FAI and the Information Theory of Pleasure

8 johnsonmx 08 September 2015 09:16PM

Previously, I talked about the mystery of pain and pleasure, and how little we know about what sorts of arrangements of particles intrinsically produce them.

 

Up now: should FAI researchers care about this topic? Is research into the information theory of pain and pleasure relevant for FAI? I believe so! Here are the top reasons I came up with while thinking about this topic.

 

An important caveat: much depends on whether pain and pleasure (collectively, 'valence') are simple or complex properties of conscious systems. If they’re on the complex end of the spectrum, many points on this list may not be terribly relevant for the foreseeable future. On the other hand, if they have a relatively small “kolmogorov complexity” (e.g., if a ‘hashing function’ to derive valence could fit on a t-shirt), crisp knowledge of valence may be possible sooner rather than later, and could have some immediate relevance to current FAI research directions.

Additional caveats: it’s important to note that none of these ideas are grand, sweeping panaceas, or are intended to address deep metaphysical questions, or aim to reinvent the wheel- instead, they’re intended to help resolve empirical ambiguities and modestly enlarge the current FAI toolbox.

 

 

1. Valence research could simplify the Value Problem and the Value Loading Problem. If pleasure/happiness is an important core part of what humanity values, or should value, having the exact information-theoretic definition of it on-hand could directly and drastically simplify the problems of what to maximize, and how to load this value into an AGI.

 

2. Valence research could form the basis for a well-defined ‘sanity check’ on AGI behavior. Even if pleasure isn’t a core terminal value for humans, it could still be used as a useful indirect heuristic for detecting value destruction. I.e., if we’re considering having an AGI carry out some intervention, we could ask it what the expected effect is on whatever pattern precisely corresponds to pleasure/happiness. If there’s be a lot less of that pattern, the intervention is probably a bad idea.

 

3. Valence research could help us be humane to AGIs and WBEs. There’s going to be a lot of experimentation involving intelligent systems, and although many of these systems won’t be “sentient” in the way humans are, some system types will approach or even surpass human capacity for suffering.
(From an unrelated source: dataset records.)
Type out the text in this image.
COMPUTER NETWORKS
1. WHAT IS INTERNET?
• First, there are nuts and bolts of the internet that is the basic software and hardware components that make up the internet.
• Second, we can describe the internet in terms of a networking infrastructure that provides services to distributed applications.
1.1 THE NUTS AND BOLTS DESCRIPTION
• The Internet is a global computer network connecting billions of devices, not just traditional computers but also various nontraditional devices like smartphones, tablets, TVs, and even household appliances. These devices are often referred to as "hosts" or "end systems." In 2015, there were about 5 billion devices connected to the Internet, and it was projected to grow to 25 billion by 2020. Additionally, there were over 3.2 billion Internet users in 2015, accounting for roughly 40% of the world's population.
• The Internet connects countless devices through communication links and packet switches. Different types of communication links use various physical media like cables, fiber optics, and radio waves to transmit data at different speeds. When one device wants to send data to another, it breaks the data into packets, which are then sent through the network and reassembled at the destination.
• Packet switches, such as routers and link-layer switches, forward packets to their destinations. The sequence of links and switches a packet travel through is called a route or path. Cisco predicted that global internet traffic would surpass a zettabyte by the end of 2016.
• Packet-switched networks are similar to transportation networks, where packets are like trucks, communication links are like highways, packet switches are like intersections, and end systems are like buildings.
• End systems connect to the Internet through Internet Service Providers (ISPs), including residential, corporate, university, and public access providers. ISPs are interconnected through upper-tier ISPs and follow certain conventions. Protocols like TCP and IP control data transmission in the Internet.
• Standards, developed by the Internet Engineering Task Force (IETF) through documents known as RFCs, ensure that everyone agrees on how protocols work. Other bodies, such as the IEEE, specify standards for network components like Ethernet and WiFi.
Unfortunately, many of these early systems won’t work well— i.e., they’ll be insane. It would be great if we had a good way to detect profound suffering in such cases and halt the system.

 

4. Valence research could help us prevent Mind Crimes. Nick Bostrom suggests in Superintelligence that AGIs might simulate virtual humans to reverse-engineer human preferences, but that these virtual humans might be sufficiently high-fidelity that they themselves could meaningfully suffer. We can tell AGIs not to do this- but knowing the exact information-theoretic pattern of suffering would make it easier to specify what not to do.

 

5. Valence research could enable radical forms of cognitive enhancement. Nick Bostrom has argued that there are hard limits on traditional pharmaceutical cognitive enhancement, since if the presence of some simple chemical would help us think better, our brains would probably already be producing it. On the other hand, there seem to be fewer a priori limits on motivational or emotional enhancement. And sure enough, the most effective “cognitive enhancers” such as adderall, modafinil, and so on seem to work by making cognitive tasks seem less unpleasant or more interesting. If we had a crisp theory of valence, this might enable particularly powerful versions of these sorts of drugs.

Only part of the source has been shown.